Dear friends, welcome to this week’s tip! As much as our users love their job, we know they’re often frustrated because they’ve been given some video frames and asked to extract the impossible from them. You’re not alone, it happens everywhere, also thanks to the non-sense enhancement scenes advertised by movies and TV series. The bad news: this tip is not about solving the impossible. The good news: it’s about what you can do with Amped Replay to turn your “NO WAY, SIR!” to something clear and credible, that even the most tech-agnostic person can get. Keep reading to find out!

So, this is the scenario we’re dealing with today: your local police unit is looking for a missing person. Your boss forwards you this image received from a citizen, asking: “I need you NOW, we may have a picture of the missing guy! I’m sending it to you, it’s a good resolution one! Tell me if we can get a positive ID.” As you move to your workstation equipped with Amped Replay, you already feel it won’t be as easy as it seemed to your boss. When the file arrives (a 4.5MB jpeg), you fire up Replay and load it. Yes, the image is a “good resolution one” (2560 x 1920), but… where’s the guy? Oh, he’s there!

Just scrolling with the mouse (or clicking “CTRL” and “+” on the keyboard) we can get a better assessment of the situation. Notice that the Amped Replay viewer will not interpolate pixels (as opposed to common image viewers) but simply “enlarge pixels” so that you can actually look at the available information.

The subject’s face is 4-5 pixels high, and mostly facing the other direction! What do you do now? Calling the boss saying “Are you crazy?” would be proper but not appropriate, we need to find a better way to calmly explain that no software will ever be able to achieve what they’ve asked. If we just send the screenshot above, it’s not even clear that we’re dealing with the same image. This is a case where some of Amped Replay’s annotation tools will come handy.

Using the Magnify tool, with the zoom slider boosted at its maximum value, we can simultaneously keep showing most of the image while exalting the subject at its original resolution.

This is indeed the reason why Amped developers decided not to use interpolation when zooming with the Magnify tool: being an annotation tool, its purpose is not to enhance poor resolution regions (you have the Resize tool under the Enhance tab for that). No, the Magnify tool is made for showing what you’ve got after your whole processing. In our case, there was no need for any enhancement tool, because no filter could (nor should) invent information that is not in the original frame.

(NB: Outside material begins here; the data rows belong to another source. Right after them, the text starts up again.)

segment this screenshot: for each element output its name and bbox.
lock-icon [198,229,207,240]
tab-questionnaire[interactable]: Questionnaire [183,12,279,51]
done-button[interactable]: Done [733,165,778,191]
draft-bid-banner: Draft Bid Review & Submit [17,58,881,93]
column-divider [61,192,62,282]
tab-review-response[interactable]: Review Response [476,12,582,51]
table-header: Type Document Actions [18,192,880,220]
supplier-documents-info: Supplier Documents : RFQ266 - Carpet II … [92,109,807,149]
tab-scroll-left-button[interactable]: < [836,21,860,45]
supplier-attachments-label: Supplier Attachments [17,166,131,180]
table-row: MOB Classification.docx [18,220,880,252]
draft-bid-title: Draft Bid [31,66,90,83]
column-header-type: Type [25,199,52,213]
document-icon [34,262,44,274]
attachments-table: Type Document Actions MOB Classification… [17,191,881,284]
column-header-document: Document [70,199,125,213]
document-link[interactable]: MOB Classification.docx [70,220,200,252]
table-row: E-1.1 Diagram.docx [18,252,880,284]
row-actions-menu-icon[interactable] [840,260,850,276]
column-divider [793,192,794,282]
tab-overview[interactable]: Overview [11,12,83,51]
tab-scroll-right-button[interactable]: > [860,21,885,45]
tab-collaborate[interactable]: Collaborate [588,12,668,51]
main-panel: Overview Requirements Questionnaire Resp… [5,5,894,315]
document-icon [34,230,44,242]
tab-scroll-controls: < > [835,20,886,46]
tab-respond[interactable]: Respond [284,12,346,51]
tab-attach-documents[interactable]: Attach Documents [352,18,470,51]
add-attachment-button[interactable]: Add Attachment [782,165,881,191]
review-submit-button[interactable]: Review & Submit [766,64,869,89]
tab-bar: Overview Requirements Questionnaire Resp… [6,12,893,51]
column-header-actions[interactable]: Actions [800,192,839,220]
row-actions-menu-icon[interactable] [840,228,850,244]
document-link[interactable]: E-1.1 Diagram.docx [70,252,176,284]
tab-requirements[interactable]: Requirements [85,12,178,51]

Still using Amped Replay, we can add some more information that will help our boss understand there’s no chance to get a face identification with those pixels.

We borrowed the standard face height from this nice sheet. We could complement this annotated image saying that Axis (one of the main IP surveillance camera manufacturers) recommends a minimum of 40 pixels across the face to identify a person (which roughly means 2.5 pixel/cm resolution, which is more than 10 times the resolution we have in our image).

Will all of this make your boss happy? Apparently not, if you think they wanted an enhanced face. But if you think twice, they wanted more than that: they wanted information they could trust in to take further actions. So if you realize the needed information is blatantly absent, the best answer you can give them is: “It just can’t be done with Amped Replay, nor with any other tool on Earth (not even Amped FIVE!)”. Instead, if you’re still unsure whether something could be done with more powerful tools, forward the case to your reference unit equipped with Amped FIVE. In both cases, as long as you’re able to motivate your answer, your boss should be happy with the work you did.